I was mesmerized. It was perhaps the greatest thing I'd ever seen. What an undiluted thrill it must have been to have been so in the moment, to finally tell some dickhead manager off, to do it in such a public way, not giving two shits about what anybody thought. I wanted to smash my glass of sweet tea on the floor and tell them they could have that motherfucker, too, and march out behind her. But of course I just sat there, smearing butter on my cornbread. I think I knew right then and there I'd put that scene in a story somehow.

And I finally did. But, during a recent round of revision, I realized that it just didn't ring true. The story had shifted in such a way that made it a bad fit. It was a little darling, and it had to go. I had to pull the trigger and delete the scene from the novel. But I still like it a lot, so I've decided to share it here.

First, a little context: Year of the Possum is a Southern Gothic in which old secrets erupt in violence as a massive hurricane lays waste to the South Carolina coast. It begins with quasi-homeless Gilbert Green going to meet the man his dying mother, Cindi, has told him is his father. He knows nothing about this, but it turns out his father is loaded, a real estate magnate and the former mayor of the town of Hammer Springs. He's also recently been in a terrible accident which left him with brain damage so that he's forever putting together the shards of his memory back together and needs constant care, and he's a terrible patient. I turned my Lizard's Thicket waitress into a home health nurse who'd finally had enough. Here's the scene. Long may you roam, little darling:

          I walked up the winding concrete path and past the fountain to the front porch, wondering if it might more accurately be called a veranda. I'd seen houses like this in Charleston, starched, oak-shrouded mansions, but I'd never been inside of one, and neither had Cindi, unless she'd briefly taken a job cleaning one.
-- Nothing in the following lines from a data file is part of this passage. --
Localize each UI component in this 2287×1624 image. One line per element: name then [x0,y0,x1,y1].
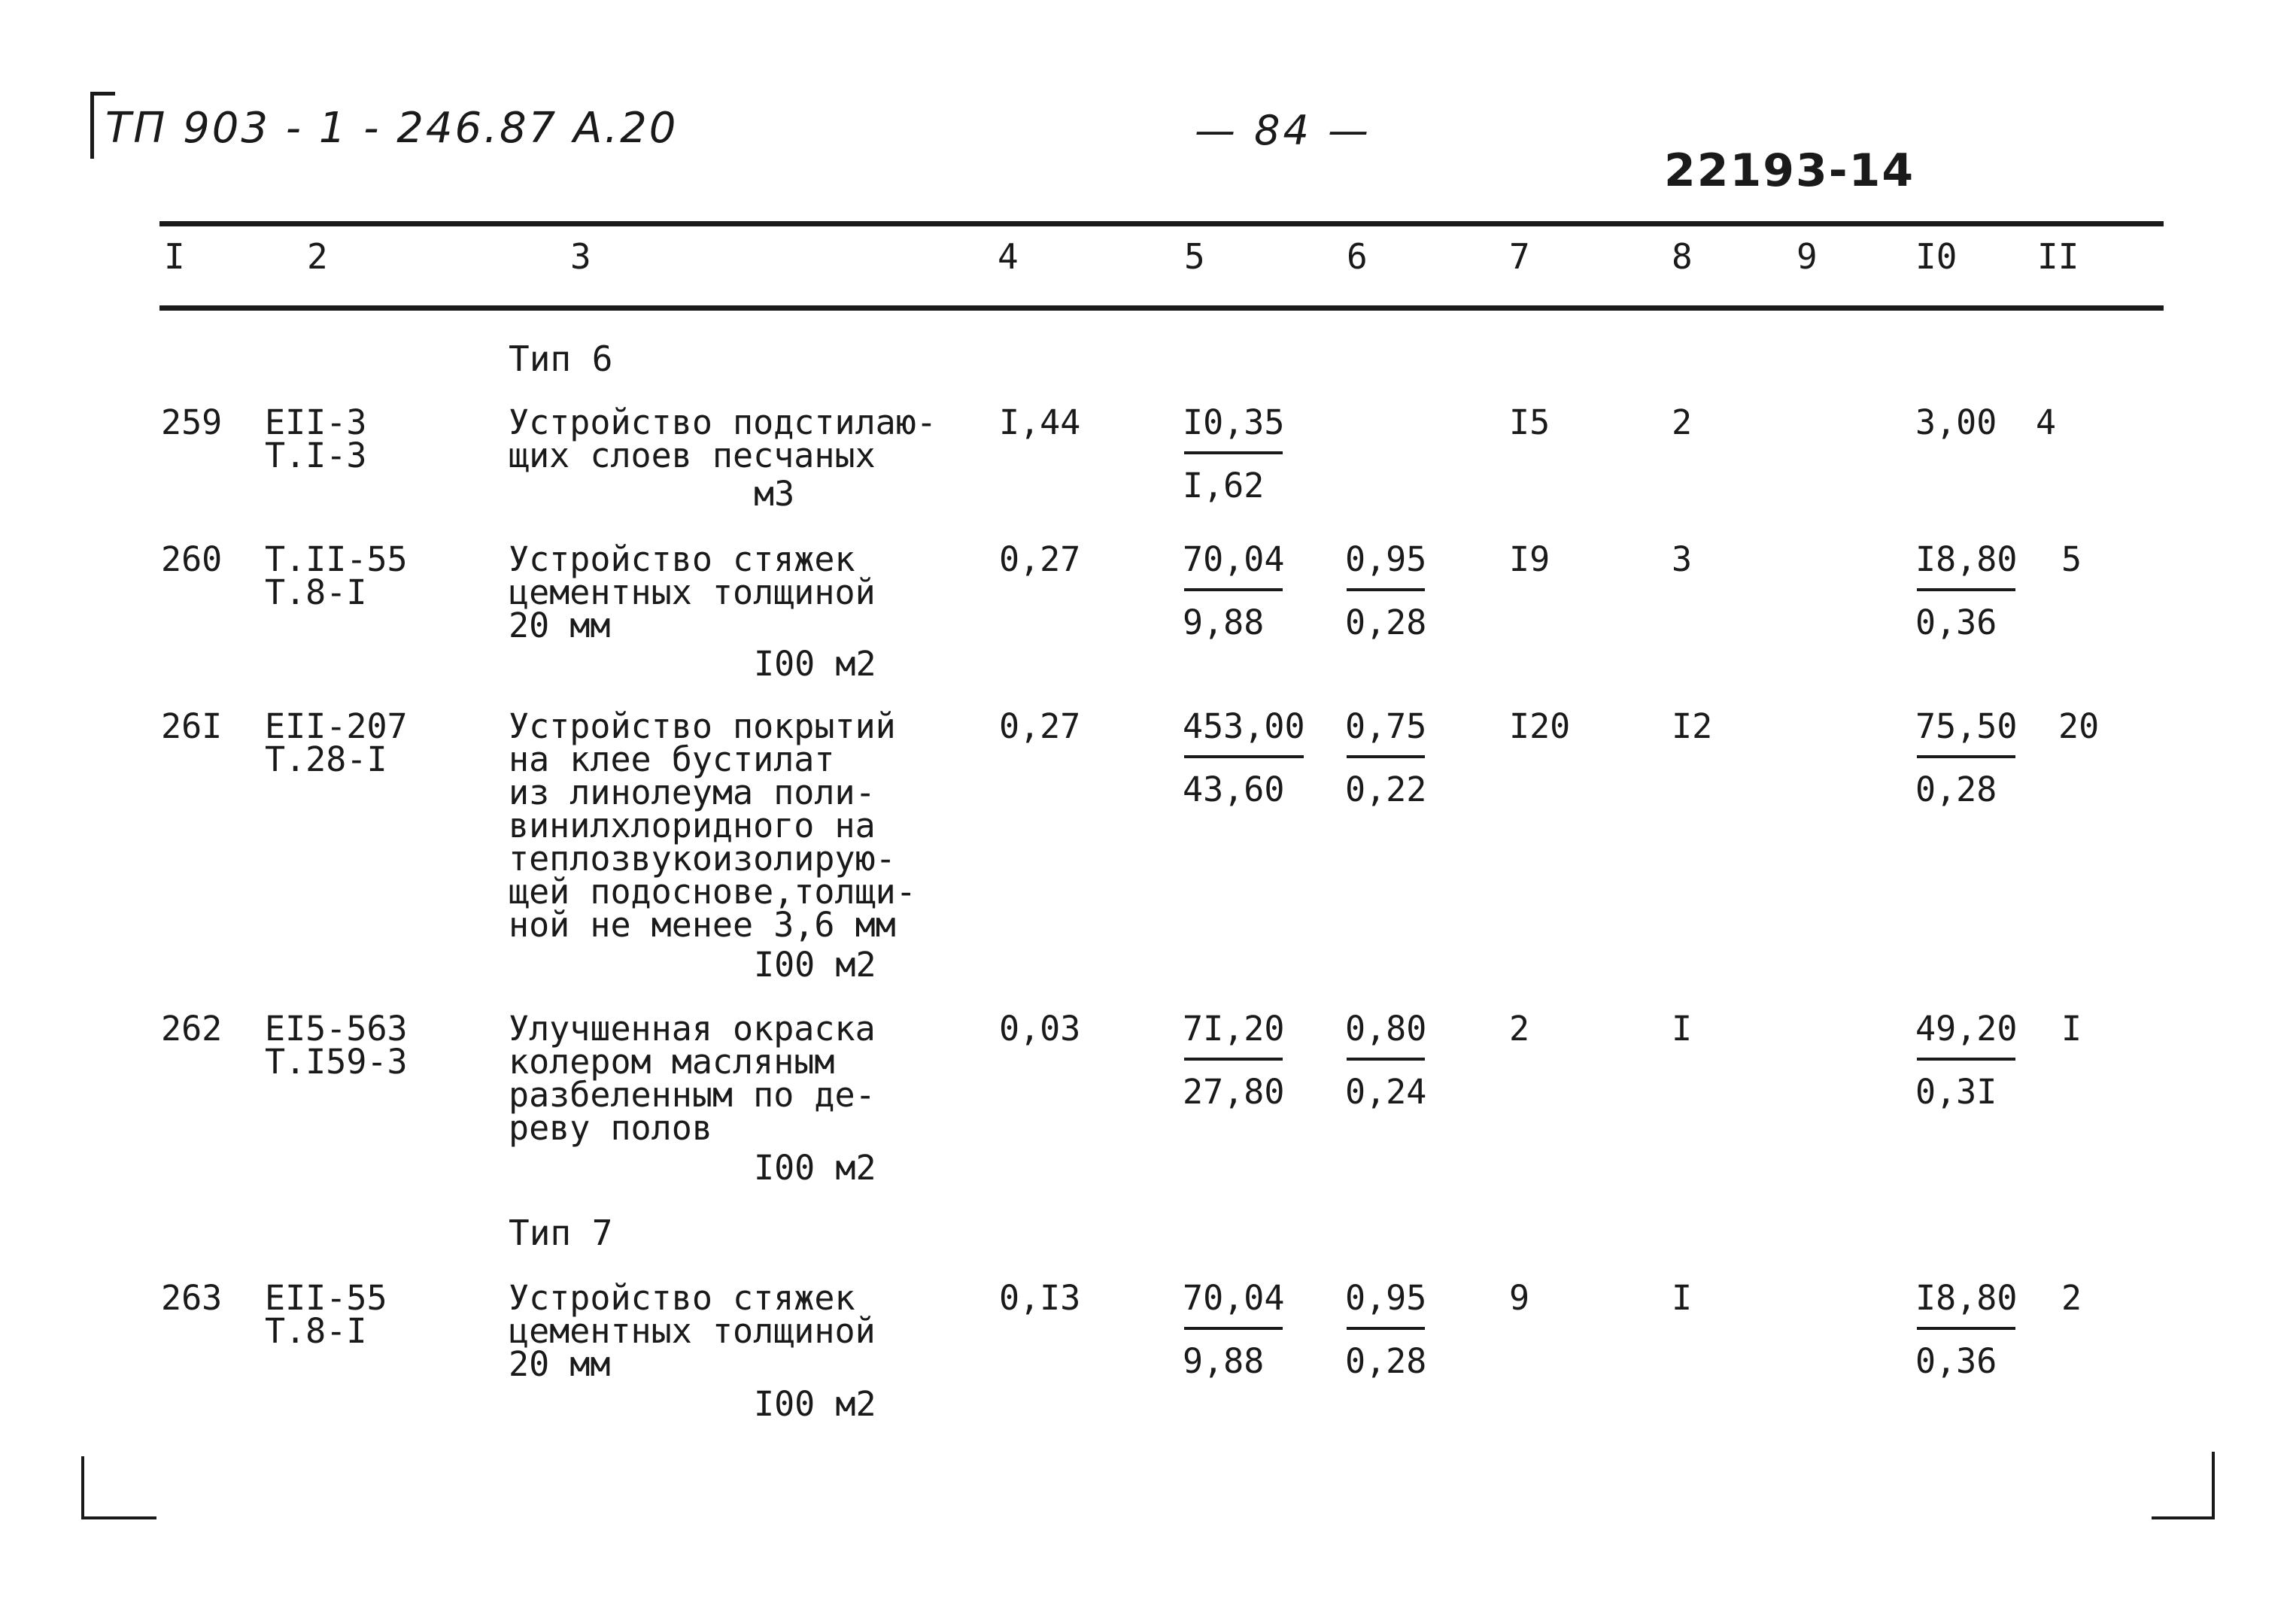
numerator: 75,50 [1915,706,2018,746]
row-number: 26I [161,706,223,746]
work-description: Устройство покрытий [509,706,896,746]
numerator: 70,04 [1183,1278,1285,1318]
frame-corner-right [2152,1452,2215,1519]
column-number: 7 [1509,236,1530,277]
table-header-rule [159,305,2164,311]
denominator: 0,36 [1915,603,1997,642]
denominator: 0,28 [1345,603,1427,642]
work-description: колером масляным [509,1042,835,1082]
row-number: 263 [161,1278,223,1318]
cell-value: I9 [1509,539,1550,579]
quantity: 0,03 [999,1009,1081,1049]
quantity: 0,I3 [999,1278,1081,1318]
unit-of-measure: I00 м2 [754,644,876,684]
numerator: 0,95 [1345,1278,1427,1318]
column-number: I [164,236,185,277]
inventory-number: 22193-14 [1664,144,1915,197]
work-description: цементных толщиной [509,572,876,612]
cell-value: 4 [2036,402,2057,442]
cell-value: I [2061,1009,2082,1049]
work-description: разбеленным по де- [509,1075,876,1115]
column-number: 3 [570,236,591,277]
cell-value: 2 [2061,1278,2082,1318]
cell-value: 5 [2061,539,2082,579]
column-number: 4 [998,236,1019,277]
fraction-value [1183,706,1305,809]
work-description: щей подоснове,толщи- [509,872,916,912]
unit-of-measure: м3 [754,474,795,514]
cell-value: I5 [1509,402,1550,442]
work-description: ной не менее 3,6 мм [509,905,896,945]
work-description: на клее бустилат [509,739,835,779]
norm-code: EII-55 [265,1278,387,1318]
cell-value: 2 [1509,1009,1530,1049]
fraction-value [1345,706,1427,809]
column-number: 9 [1796,236,1818,277]
quantity: 0,27 [999,706,1081,746]
unit-of-measure: I00 м2 [754,1384,876,1424]
denominator: 0,3I [1915,1072,1997,1112]
fraction-value [1183,402,1285,505]
row-number: 260 [161,539,223,579]
denominator: 27,80 [1183,1072,1285,1112]
denominator: 43,60 [1183,770,1285,809]
fraction-value [1345,539,1427,642]
cell-value: I20 [1509,706,1571,746]
fraction-value [1915,1009,2018,1112]
work-description: Улучшенная окраска [509,1009,876,1049]
quantity: 0,27 [999,539,1081,579]
numerator: I8,80 [1915,539,2018,579]
norm-code: T.I-3 [265,436,367,475]
numerator: I0,35 [1183,402,1285,442]
cell-value: 20 [2058,706,2100,746]
section-title: Тип 7 [509,1213,613,1253]
work-description: 20 мм [509,606,611,645]
cell-value: I [1672,1009,1693,1049]
numerator: 70,04 [1183,539,1285,579]
cell-value: I2 [1672,706,1713,746]
column-number: I0 [1915,236,1957,277]
denominator: 0,28 [1915,770,1997,809]
fraction-value [1345,1278,1427,1381]
column-number: 5 [1184,236,1205,277]
cell-value: 3 [1672,539,1693,579]
numerator: 7I,20 [1183,1009,1285,1049]
work-description: Устройство подстилаю- [509,402,937,442]
fraction-value [1915,1278,2018,1381]
fraction-value [1183,1009,1285,1112]
cell-value: 9 [1509,1278,1530,1318]
denominator: 0,22 [1345,770,1427,809]
numerator: 0,80 [1345,1009,1427,1049]
unit-of-measure: I00 м2 [754,945,876,985]
work-description: Устройство стяжек [509,539,855,579]
denominator: I,62 [1183,466,1265,505]
fraction-value [1915,706,2018,809]
fraction-value [1345,1009,1427,1112]
work-description: теплозвукоизолирую- [509,839,896,879]
fraction-value [1183,1278,1285,1381]
fraction-value [1915,539,2018,642]
unit-of-measure: I00 м2 [754,1148,876,1188]
work-description: 20 мм [509,1344,611,1384]
table-top-rule [159,221,2164,226]
norm-code: EII-207 [265,706,408,746]
work-description: реву полов [509,1108,712,1148]
cell-value: I [1672,1278,1693,1318]
work-description: Устройство стяжек [509,1278,855,1318]
work-description: из линолеума поли- [509,773,876,812]
numerator: 49,20 [1915,1009,2018,1049]
cell-value: 2 [1672,402,1693,442]
norm-code: T.8-I [265,1311,367,1351]
numerator: I8,80 [1915,1278,2018,1318]
column-number: II [2037,236,2079,277]
numerator: 0,95 [1345,539,1427,579]
column-number: 8 [1672,236,1693,277]
denominator: 0,28 [1345,1341,1427,1381]
column-number: 2 [307,236,328,277]
denominator: 9,88 [1183,1341,1265,1381]
denominator: 9,88 [1183,603,1265,642]
column-number: 6 [1347,236,1368,277]
work-description: щих слоев песчаных [509,436,876,475]
norm-code: T.I59-3 [265,1042,408,1082]
row-number: 259 [161,402,223,442]
fraction-value [1183,539,1285,642]
denominator: 0,36 [1915,1341,1997,1381]
denominator: 0,24 [1345,1072,1427,1112]
work-description: винилхлоридного на [509,806,876,845]
frame-corner-left [81,1456,156,1519]
section-title: Тип 6 [509,338,613,379]
norm-code: T.28-I [265,739,387,779]
norm-code: EII-3 [265,402,367,442]
document-code: ТП 903 - 1 - 246.87 А.20 [105,104,679,153]
cell-value: 3,00 [1915,402,1997,442]
row-number: 262 [161,1009,223,1049]
numerator: 0,75 [1345,706,1427,746]
quantity: I,44 [999,402,1081,442]
norm-code: T.II-55 [265,539,408,579]
norm-code: T.8-I [265,572,367,612]
page-number: — 84 — [1195,107,1372,154]
work-description: цементных толщиной [509,1311,876,1351]
numerator: 453,00 [1183,706,1305,746]
norm-code: EI5-563 [265,1009,408,1049]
I stood on the porch, straightening my beard, drawing up the courage to ring the bell, when the door flew open and a tiny, very animated lady charged past me. She slammed the door behind her, marched a few steps away, and ripped her white nurse’s smock off. "Y'all can have this muthafucker," she said, throwing the smock back at the house.
          At the bottom of the steps, she stopped and seemed to see me for the first time. "You come to clean the pool or what?" she asked.
          I nodded noncommittally.
          "Well these people are crazy,” she said. “So I hope they paying you more than they paid me." She disappeared around the side of the house and then peeled away in a little red Toyota, shooting a bird out the driver's side window and squealing the tires. It was quite an exit. Top two or three I’ve ever seen probably. I marveled at how exhilarating it must’ve been for her, being so present in that moment, saying exactly what she wanted for maybe the first time in her life. Then I began to see it as a sign that I’d come here to drop some soap opera bullshit on these people at an epically bad time. I should’ve seen it as an omen, a portent signaling that I’d slipped right through one of those rips in the fabric.
        In another reality, I walked away. I probably hitch-hiked into town and spent most of the money I had left on a Whopper with fries and a motel where there was hepatitis on the sheets. From there it splinters into several different scenarios, a few more budding branches on the infinite family tree of alternate-universe Gilbert Greens, depending on what I do next. In some of those, I end up standing on the side of the road begging for money with a cardboard sign, or, worse yet, I call Buddy and let him play step dad by coming to my rescue.
         In this one, though, I rang the doorbell.